Despite the losses shown in the panel's 87-page report, economists say the continually increasing team price tags provide some of the best evidence that baseball is healthier than the report says.

"When somebody pays $100 million for a team and then unloads it for $85 million, then I will believe that the owners are having monetary difficulty," says Stephen Ross, professor of law at the University of Illinois.

Scully points to the owners of the Oakland A's, Steve Schott and Ken Hofmann, who believed that their team had appreciated by 120 percent in the three years of their ownership.

"They bought the A's for $68 million (in November 1995) ... and then they claimed it was worth $150 million when they were trying to sell it." After the initial purchase, published reports listed the sale price as $85 million, in order to make the appreciation on the next sale appear smaller. But Friday's Blue Ribbon Panel report suggests that there is little correlation between operating losses and franchise value. The report listed the A's in the top half of teams with the worst operating losses ($44.95 million) from 1995 to 1999.
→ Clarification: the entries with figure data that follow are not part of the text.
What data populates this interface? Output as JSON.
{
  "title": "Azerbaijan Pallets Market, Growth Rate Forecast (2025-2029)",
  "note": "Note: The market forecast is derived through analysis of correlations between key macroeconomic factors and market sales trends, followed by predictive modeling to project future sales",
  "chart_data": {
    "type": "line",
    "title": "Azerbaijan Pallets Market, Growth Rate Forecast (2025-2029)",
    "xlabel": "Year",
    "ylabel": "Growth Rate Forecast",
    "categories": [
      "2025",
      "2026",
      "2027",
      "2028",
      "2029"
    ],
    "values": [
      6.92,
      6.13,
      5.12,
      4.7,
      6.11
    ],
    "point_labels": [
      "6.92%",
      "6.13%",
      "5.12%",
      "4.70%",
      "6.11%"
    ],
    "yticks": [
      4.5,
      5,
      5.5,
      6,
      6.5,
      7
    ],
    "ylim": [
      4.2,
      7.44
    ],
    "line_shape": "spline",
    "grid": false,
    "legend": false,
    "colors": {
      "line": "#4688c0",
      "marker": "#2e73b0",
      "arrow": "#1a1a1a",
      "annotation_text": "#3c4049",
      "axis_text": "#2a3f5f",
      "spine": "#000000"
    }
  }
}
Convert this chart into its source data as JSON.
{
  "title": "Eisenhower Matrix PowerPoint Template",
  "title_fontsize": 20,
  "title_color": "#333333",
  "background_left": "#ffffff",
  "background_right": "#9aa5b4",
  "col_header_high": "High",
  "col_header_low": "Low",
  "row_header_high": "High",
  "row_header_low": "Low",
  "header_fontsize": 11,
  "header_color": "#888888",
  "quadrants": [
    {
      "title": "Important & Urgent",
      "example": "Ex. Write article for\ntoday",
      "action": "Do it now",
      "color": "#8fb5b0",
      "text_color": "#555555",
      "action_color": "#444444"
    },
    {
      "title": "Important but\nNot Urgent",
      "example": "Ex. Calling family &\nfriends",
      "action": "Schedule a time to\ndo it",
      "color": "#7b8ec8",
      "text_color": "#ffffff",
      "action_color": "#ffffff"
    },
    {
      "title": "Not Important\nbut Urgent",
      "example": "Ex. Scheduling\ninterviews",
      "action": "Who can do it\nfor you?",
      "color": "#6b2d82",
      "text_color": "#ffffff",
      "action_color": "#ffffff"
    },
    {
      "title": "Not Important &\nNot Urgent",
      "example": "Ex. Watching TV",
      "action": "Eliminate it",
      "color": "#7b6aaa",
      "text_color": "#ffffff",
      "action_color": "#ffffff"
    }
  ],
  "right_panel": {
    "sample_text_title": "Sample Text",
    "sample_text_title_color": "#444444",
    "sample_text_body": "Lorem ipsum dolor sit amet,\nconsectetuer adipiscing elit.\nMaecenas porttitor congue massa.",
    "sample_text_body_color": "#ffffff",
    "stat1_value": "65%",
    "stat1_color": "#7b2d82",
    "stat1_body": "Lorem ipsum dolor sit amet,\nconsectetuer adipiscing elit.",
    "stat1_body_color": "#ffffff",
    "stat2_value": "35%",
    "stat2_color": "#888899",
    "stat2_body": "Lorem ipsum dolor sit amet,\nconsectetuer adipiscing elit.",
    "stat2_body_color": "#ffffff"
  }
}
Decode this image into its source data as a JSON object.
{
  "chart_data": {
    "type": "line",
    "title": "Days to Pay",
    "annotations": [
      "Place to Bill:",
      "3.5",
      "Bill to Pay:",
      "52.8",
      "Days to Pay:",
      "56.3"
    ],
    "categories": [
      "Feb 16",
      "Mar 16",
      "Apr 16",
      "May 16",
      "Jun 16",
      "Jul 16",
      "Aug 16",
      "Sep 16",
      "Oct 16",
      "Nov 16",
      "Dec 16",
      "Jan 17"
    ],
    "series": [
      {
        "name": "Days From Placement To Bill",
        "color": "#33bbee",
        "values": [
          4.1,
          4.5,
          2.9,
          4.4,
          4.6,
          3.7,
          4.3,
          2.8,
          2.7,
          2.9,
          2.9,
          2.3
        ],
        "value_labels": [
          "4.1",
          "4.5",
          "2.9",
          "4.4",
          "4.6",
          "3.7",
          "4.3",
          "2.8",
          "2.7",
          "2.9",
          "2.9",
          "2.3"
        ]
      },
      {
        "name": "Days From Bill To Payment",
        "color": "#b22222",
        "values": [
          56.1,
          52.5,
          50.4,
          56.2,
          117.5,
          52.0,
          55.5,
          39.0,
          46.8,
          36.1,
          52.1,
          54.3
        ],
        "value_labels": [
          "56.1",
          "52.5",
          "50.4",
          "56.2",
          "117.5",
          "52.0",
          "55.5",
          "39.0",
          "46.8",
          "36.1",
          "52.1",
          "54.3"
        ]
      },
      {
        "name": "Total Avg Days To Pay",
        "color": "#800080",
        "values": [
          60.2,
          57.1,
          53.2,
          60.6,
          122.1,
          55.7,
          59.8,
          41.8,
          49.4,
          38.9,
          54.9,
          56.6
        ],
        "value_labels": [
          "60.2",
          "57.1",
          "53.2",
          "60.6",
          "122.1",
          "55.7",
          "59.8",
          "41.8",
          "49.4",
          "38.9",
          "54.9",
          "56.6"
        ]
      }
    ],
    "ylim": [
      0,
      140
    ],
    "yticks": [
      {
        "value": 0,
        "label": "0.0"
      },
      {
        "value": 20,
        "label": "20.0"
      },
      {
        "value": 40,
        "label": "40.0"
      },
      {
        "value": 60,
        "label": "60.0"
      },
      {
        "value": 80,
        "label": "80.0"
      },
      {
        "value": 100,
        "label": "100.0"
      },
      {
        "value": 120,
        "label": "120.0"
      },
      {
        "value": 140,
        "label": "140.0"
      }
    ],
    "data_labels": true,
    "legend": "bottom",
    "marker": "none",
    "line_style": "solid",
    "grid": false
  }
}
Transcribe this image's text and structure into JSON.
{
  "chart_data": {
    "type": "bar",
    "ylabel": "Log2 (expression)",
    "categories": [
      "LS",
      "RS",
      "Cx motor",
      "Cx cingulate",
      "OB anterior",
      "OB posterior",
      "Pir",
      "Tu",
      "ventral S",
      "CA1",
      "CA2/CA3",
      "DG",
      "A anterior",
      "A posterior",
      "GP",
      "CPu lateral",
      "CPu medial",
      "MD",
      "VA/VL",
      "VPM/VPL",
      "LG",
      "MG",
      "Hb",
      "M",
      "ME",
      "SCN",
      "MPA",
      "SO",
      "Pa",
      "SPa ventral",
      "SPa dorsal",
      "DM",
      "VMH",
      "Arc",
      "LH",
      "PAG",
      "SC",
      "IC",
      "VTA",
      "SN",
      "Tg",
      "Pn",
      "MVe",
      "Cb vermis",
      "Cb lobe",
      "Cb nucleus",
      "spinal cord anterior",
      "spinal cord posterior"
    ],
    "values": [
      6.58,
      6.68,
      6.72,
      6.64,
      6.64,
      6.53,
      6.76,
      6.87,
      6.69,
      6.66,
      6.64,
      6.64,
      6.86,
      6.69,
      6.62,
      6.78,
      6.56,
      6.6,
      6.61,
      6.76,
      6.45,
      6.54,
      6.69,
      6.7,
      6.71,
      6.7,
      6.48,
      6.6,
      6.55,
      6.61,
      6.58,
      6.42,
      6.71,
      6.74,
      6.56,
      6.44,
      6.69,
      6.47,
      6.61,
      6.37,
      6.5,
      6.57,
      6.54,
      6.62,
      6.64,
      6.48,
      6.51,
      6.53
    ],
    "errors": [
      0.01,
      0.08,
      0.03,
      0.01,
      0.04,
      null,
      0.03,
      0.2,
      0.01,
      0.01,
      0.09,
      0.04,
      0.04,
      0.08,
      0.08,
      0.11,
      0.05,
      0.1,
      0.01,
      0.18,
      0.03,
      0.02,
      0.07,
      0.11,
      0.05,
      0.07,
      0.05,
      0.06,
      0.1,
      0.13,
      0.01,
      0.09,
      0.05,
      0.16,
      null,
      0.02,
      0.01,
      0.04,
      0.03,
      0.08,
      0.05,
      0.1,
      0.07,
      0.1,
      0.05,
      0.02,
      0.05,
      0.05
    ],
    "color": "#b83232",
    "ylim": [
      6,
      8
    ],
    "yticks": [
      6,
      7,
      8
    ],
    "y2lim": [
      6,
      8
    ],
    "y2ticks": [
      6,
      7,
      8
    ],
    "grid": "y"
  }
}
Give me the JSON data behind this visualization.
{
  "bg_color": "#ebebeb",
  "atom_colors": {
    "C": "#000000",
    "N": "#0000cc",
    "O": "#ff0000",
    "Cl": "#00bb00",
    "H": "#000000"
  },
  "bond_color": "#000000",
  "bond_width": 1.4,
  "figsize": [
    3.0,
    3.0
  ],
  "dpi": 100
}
Indeed, franchise values show no signs of going down despite the panel's report of great debt. Published accounts Wednesday have cable company Rogers Communications offering US$150 million to Interbrew's Labatt Breweries for the Toronto Blue Jays. The Blue Ribbon Panel report listed the team as the second-most financially unstable team, with losses of over $87 million from 1995-1999.

While the report states that "many clubs have reached dangerous levels of debt," Scully is not alarmed.

"As an economist and a fan, there is no concern to be had unless I see clubs go belly up," Scully said. "And I'm just not seeing that."